There can be sandboxes at different stages of the AI innovation pipeline. The EU AI Continental Plan lists various layers and goals including: computing infrastructure, high-quality data and development of AI algorithms and leverage their adoption in the EU’s strategic sectors. The ways in which sandboxes could be used to support these goals are worth considering. As research by the Datasphere Initiative shows, sandboxes are not only a tool that can help foster regulatory compliance, but also have operational and hybrid functionalities. What is more, with the speed of innovation, how will sandboxes be able to test technologies that are already on the market but evolving at speed, such as AI connected wearables? What is the capacity of a regulatory sandbox to test large language models?
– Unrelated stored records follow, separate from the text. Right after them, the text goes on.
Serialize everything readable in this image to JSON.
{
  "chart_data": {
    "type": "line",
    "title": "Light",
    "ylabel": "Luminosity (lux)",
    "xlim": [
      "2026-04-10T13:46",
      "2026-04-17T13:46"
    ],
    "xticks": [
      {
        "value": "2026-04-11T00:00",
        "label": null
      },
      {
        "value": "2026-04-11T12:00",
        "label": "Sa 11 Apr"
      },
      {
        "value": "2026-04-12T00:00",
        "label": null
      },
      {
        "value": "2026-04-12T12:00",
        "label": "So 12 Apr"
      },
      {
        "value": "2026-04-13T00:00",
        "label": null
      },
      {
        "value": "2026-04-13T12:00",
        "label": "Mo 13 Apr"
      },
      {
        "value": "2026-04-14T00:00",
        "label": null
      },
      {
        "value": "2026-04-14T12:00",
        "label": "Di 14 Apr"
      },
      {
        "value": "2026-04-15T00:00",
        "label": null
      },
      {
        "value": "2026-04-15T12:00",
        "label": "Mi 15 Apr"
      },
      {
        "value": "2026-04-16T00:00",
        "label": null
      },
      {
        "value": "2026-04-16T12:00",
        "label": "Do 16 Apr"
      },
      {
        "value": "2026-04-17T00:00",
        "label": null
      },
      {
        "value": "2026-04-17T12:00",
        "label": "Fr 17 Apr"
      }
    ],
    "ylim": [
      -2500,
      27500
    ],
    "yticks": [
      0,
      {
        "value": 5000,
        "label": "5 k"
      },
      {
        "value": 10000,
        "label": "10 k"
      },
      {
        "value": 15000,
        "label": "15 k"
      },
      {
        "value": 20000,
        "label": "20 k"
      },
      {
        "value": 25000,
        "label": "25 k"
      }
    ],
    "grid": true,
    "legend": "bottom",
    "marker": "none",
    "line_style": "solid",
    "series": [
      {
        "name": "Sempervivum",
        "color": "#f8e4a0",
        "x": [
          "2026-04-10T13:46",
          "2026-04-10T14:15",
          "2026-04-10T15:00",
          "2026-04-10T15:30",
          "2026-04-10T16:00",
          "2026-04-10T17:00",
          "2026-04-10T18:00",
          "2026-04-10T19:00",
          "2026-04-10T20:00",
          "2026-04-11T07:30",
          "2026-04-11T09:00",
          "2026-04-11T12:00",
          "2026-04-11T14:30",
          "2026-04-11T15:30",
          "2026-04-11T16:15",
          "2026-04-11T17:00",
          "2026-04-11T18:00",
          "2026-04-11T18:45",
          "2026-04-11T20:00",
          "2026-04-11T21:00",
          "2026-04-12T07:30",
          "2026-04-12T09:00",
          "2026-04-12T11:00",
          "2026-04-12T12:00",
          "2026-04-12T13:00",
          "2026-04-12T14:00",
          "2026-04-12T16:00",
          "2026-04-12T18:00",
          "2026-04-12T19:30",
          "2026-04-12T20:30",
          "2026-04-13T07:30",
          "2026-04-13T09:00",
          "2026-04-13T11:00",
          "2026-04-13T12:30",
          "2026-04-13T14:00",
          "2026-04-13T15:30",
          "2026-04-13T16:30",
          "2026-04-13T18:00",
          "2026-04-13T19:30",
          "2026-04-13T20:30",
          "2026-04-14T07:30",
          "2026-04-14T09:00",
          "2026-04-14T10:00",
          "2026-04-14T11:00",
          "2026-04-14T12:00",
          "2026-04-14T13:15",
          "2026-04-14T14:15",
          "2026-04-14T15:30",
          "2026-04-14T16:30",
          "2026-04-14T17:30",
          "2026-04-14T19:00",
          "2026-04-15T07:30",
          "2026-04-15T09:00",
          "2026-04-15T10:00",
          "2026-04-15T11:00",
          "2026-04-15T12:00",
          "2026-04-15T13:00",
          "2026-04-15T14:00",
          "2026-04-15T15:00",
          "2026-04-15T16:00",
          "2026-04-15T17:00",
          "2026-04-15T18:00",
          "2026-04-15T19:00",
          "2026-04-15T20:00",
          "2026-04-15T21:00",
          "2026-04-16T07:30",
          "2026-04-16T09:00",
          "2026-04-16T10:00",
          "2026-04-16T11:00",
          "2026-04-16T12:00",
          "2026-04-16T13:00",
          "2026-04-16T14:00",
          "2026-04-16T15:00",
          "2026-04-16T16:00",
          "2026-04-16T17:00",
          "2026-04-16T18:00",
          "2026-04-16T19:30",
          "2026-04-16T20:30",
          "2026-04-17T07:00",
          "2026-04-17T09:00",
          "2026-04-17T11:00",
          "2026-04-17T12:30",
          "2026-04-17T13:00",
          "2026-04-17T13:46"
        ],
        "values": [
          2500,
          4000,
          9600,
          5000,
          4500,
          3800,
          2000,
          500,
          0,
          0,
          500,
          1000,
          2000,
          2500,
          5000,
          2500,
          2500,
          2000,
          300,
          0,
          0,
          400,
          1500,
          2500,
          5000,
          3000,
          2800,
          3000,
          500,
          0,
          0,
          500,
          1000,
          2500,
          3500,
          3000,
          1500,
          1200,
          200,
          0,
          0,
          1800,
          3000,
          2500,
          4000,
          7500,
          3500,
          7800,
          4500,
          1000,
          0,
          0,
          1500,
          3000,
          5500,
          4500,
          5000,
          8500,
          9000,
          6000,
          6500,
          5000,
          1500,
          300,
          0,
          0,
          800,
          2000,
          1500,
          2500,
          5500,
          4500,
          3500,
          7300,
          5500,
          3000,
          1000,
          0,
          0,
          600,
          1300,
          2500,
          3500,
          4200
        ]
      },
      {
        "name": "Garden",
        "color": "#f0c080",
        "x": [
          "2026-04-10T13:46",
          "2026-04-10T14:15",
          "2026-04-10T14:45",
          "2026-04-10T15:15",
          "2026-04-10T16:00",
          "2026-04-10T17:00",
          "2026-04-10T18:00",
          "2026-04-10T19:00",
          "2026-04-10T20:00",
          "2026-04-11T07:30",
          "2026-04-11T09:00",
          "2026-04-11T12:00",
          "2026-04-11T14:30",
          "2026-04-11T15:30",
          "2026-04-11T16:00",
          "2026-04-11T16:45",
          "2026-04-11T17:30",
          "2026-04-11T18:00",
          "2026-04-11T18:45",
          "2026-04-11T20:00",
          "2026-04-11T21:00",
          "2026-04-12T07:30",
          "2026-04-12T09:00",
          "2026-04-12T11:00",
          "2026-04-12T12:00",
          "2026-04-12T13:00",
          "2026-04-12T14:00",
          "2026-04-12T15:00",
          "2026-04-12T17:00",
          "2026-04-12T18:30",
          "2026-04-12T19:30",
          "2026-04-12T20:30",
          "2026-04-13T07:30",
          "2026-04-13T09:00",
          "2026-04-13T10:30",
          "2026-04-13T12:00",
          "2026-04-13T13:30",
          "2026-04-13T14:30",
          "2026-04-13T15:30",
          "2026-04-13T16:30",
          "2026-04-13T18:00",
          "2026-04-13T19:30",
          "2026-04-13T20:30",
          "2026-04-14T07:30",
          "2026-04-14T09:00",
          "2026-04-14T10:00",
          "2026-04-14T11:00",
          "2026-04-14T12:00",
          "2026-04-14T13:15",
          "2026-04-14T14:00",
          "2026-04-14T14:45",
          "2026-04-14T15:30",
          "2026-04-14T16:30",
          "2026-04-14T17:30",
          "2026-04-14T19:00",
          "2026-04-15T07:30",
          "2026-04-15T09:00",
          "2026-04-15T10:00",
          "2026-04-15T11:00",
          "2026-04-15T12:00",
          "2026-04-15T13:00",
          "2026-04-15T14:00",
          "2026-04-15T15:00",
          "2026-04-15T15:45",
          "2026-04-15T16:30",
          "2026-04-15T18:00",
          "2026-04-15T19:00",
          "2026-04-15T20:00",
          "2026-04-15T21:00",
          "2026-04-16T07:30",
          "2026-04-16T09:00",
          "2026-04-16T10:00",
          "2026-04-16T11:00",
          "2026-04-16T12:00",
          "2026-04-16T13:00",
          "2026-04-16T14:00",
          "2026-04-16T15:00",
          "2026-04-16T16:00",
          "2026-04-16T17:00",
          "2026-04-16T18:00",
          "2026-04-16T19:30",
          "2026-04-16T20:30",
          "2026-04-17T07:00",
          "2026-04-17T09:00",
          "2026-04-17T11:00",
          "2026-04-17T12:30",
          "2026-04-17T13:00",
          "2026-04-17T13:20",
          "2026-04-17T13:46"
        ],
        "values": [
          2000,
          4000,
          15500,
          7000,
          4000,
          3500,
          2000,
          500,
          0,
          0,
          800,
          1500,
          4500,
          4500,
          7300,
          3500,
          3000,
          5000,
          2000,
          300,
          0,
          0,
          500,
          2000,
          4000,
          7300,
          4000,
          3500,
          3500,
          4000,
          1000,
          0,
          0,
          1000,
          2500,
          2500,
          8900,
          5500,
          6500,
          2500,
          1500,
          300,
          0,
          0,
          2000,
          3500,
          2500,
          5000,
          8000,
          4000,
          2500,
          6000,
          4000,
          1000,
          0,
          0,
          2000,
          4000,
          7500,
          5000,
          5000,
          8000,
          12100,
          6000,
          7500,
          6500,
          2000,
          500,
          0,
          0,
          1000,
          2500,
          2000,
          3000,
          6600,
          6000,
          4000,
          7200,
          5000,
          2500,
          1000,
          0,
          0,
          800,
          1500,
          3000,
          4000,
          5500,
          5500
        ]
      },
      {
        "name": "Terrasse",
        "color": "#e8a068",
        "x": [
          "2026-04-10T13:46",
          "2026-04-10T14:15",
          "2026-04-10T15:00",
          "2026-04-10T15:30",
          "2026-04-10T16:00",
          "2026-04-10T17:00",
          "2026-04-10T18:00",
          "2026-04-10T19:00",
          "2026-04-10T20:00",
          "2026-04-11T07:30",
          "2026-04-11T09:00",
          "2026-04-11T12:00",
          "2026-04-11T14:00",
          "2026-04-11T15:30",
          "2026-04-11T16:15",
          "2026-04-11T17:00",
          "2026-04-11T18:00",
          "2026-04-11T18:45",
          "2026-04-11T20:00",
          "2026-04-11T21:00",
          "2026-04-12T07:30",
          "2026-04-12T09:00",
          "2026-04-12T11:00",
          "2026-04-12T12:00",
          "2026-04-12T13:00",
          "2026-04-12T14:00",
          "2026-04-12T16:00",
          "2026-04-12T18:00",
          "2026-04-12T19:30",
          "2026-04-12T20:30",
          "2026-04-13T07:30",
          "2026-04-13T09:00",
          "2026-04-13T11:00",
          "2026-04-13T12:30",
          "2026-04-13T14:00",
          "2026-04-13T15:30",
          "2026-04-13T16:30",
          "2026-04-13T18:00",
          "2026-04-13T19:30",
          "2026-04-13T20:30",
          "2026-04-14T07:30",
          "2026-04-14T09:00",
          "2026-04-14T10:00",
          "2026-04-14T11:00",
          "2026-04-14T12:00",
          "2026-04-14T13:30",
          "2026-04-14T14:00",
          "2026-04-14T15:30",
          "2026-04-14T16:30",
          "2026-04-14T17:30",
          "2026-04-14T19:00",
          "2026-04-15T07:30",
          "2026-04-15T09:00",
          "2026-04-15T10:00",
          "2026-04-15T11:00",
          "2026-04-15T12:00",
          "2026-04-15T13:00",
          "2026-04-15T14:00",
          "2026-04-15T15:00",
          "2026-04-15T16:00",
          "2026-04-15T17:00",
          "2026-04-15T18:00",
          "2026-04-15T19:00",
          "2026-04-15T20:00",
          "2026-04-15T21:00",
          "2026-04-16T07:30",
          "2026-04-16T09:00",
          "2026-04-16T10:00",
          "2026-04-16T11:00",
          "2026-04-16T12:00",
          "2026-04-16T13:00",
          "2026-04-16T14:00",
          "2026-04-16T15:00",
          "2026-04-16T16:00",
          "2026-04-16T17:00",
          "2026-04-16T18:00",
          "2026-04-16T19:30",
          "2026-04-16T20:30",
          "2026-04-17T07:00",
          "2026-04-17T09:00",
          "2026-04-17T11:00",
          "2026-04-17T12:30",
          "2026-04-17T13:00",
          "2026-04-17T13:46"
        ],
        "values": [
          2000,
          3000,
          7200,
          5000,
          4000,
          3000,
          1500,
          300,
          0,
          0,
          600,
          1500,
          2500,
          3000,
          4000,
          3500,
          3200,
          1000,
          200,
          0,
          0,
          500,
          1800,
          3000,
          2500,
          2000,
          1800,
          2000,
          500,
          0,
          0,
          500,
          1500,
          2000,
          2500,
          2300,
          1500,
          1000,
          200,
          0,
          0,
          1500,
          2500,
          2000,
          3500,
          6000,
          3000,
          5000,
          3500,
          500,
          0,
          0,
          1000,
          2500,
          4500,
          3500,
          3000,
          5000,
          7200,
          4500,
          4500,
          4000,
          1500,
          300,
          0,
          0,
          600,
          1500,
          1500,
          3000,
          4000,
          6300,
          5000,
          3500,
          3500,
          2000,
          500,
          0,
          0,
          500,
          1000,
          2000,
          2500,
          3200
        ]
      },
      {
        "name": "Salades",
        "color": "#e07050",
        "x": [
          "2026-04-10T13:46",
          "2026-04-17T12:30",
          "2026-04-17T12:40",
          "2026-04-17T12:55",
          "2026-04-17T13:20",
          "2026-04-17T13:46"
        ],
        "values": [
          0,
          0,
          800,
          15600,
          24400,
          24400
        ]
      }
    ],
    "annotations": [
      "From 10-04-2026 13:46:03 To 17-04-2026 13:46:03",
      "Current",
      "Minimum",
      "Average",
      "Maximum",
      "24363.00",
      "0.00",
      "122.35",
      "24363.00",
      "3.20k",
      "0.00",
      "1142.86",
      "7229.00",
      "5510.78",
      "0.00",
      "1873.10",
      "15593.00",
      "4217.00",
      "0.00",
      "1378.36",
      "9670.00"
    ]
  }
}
Are sandboxes going to be ongoing and as iterative as the AI products and services themselves? 

Looking ahead

Mostly government to government or government to business affairs, sandboxes can often lack the inputs of civil society. While efforts exist to facilitate dialogue among countries on establishing their own sandboxes, there remains a notable lack of cross-country collaboration within the sandbox initiatives themselves worldwide. 

Research from the Datasphere Initiative has pointed to the lack of information about sandbox experiences as well as the lack of transparency regarding sandboxes’ results, impact, challenges, and best practices. Many regulators are also going to need training and new capacities to support their work in the AI era. This underscores the urgent need to promote cross-regional, cross-sectoral and cross-jurisdictional knowledge sharing to ensure that lessons learned truly enrich sandbox evolution. As European countries look to leverage sandboxes in the AI era, we need to be ready to learn together.